Imperfect technology greases innovation--and the whole marketplace

By Stephen Baker

Say you have a crucial conference call in an hour and your phone goes dead. What do you do? A generation ago, this wasn't much of an issue, at least in the U.S. Phones in the days of the Bell monopoly were engineered to be "mission critical." You picked up one of those heavy receivers back then, and the dial tone was as prompt and reliable as water from the tap. It worked.

Yet these days, even as we pack global multimedia in our pockets, phone service sometimes seems to march backward. Andy Beal was one of 220 million subscribers to Skype, the cut-rate Internet telephony service owned by eBay (EBAY ), who saw the service go dark on Aug. 16. A software glitch kept it down for the next two days. Founder of the Raleigh (N.C.) Internet marketing consultancy Marketing Pilgrim, Beal learned that Skype was out an hour before clients were to call him from Holland. He had to message them in a hurry, telling them to call his tenuous backup: the cell phone. "It was embarrassing," he says. But at least the cell phone worked--which isn't always the case.

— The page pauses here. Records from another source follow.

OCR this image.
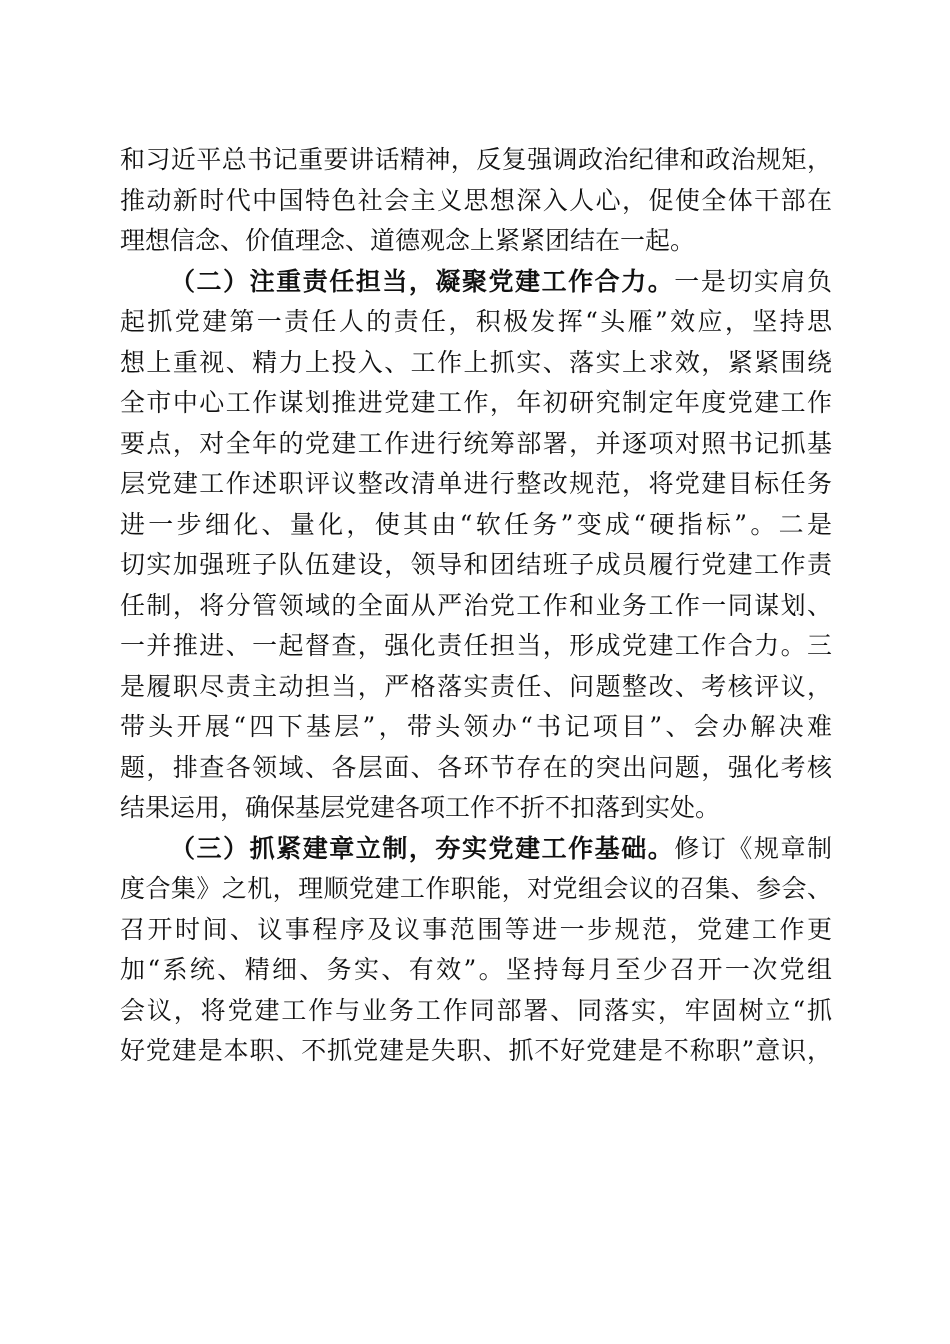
和习近平总书记重要讲话精神，反复强调政治纪律和政治规矩，
推动新时代中国特色社会主义思想深入人心，促使全体干部在
理想信念、价值理念、道德观念上紧紧团结在一起。
（二）注重责任担当，凝聚党建工作合力。一是切实肩负
起抓党建第一责任人的责任，积极发挥“头雁”效应，坚持思
想上重视、精力上投入、工作上抓实、落实上求效，紧紧围绕
全市中心工作谋划推进党建工作，年初研究制定年度党建工作
要点，对全年的党建工作进行统筹部署，并逐项对照书记抓基
层党建工作述职评议整改清单进行整改规范，将党建目标任务
进一步细化、量化，使其由“软任务”变成“硬指标”。二是
切实加强班子队伍建设，领导和团结班子成员履行党建工作责
任制，将分管领域的全面从严治党工作和业务工作一同谋划、
一并推进、一起督查，强化责任担当，形成党建工作合力。三
是履职尽责主动担当，严格落实责任、问题整改、考核评议，
带头开展“四下基层”，带头领办“书记项目”、会办解决难
题，排查各领域、各层面、各环节存在的突出问题，强化考核
结果运用，确保基层党建各项工作不折不扣落到实处。
（三）抓紧建章立制，夯实党建工作基础。修订《规章制
度合集》之机，理顺党建工作职能，对党组会议的召集、参会、
召开时间、议事程序及议事范围等进一步规范，党建工作更
加“系统、精细、务实、有效”。坚持每月至少召开一次党组
会议，将党建工作与业务工作同部署、同落实，牢固树立“抓
好党建是本职、不抓党建是失职、抓不好党建是不称职”意识，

Are communications getting worse? Not by a long shot. We're surrounded by miraculous machines and services, most of them calibrated to a level software engineers have long called "good enough." In the right circumstances, good enough is great for the entire economy. A marketplace that's not hung up on fail-safe standards is open to risk and innovation, and drives down prices. Ever since the dawn of the PC--the archetype for a good-enough machine--inventors have been freer than ever to piece together and launch their visions. Some are brilliant, some are half-baked, many are a blend of the two. A precious few are up and running 99.999% of the time--Bell's old standard. But they cost far less to build.

The rise of good-enough technology raises different questions for do-it-yourselfers and major corporations alike. It's no longer whether we can afford a technology, but more often whether we can afford the disruption if and when it fails. Is it critical? Do we have backup in place? Many of us face this question every time we venture from our office with a cell phone. We don't have "one machine that works all the time," says Dave Morgan, chairman of Tacoda Inc., a New York advertising company. "We have lots of alternatives that work most of the time."

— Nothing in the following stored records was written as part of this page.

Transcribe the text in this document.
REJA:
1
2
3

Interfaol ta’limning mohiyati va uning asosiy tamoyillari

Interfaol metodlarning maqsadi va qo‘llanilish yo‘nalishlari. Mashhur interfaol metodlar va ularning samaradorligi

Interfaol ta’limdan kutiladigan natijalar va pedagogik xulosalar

The upside of this sloppy status quo is enormous. Consider Andy Beal. He pays Skype about $60 a year, plus a couple cents for foreign calls. This gives him global telephony wherever he wanders with his laptop. He calls the service "seamless." He recently switched most of his office work--including e-mail, contacts, and calendar--to free Web services. This, of course, entails risk. In late July, an electrical outage in San Francisco brought some of the biggest sites, from Craigslist to Second Life, crashing down for 12 hours.

Beal's data reside on Google (GOOG ). The search giant is in fact an example of a major corporation that, like so many small fry, bets its business on good-enough technology. Google's data centers, the heart of the company's operations, consist of hundreds of thousands of commodity computers wired into a vast global network. These computers are little more reliable than yours or mine. Many die and are replaced every week. It could be that one of them at this very minute is issuing its dying blinks--and taking down Andy Beal's contact data with it. But if Google is working as designed, it links customers to another copy of those files or Web pages stored elsewhere on the network. Every computer has a legion of backups. Success, in the good-enough economy, means racing ahead even as the machines supporting us sputter and break.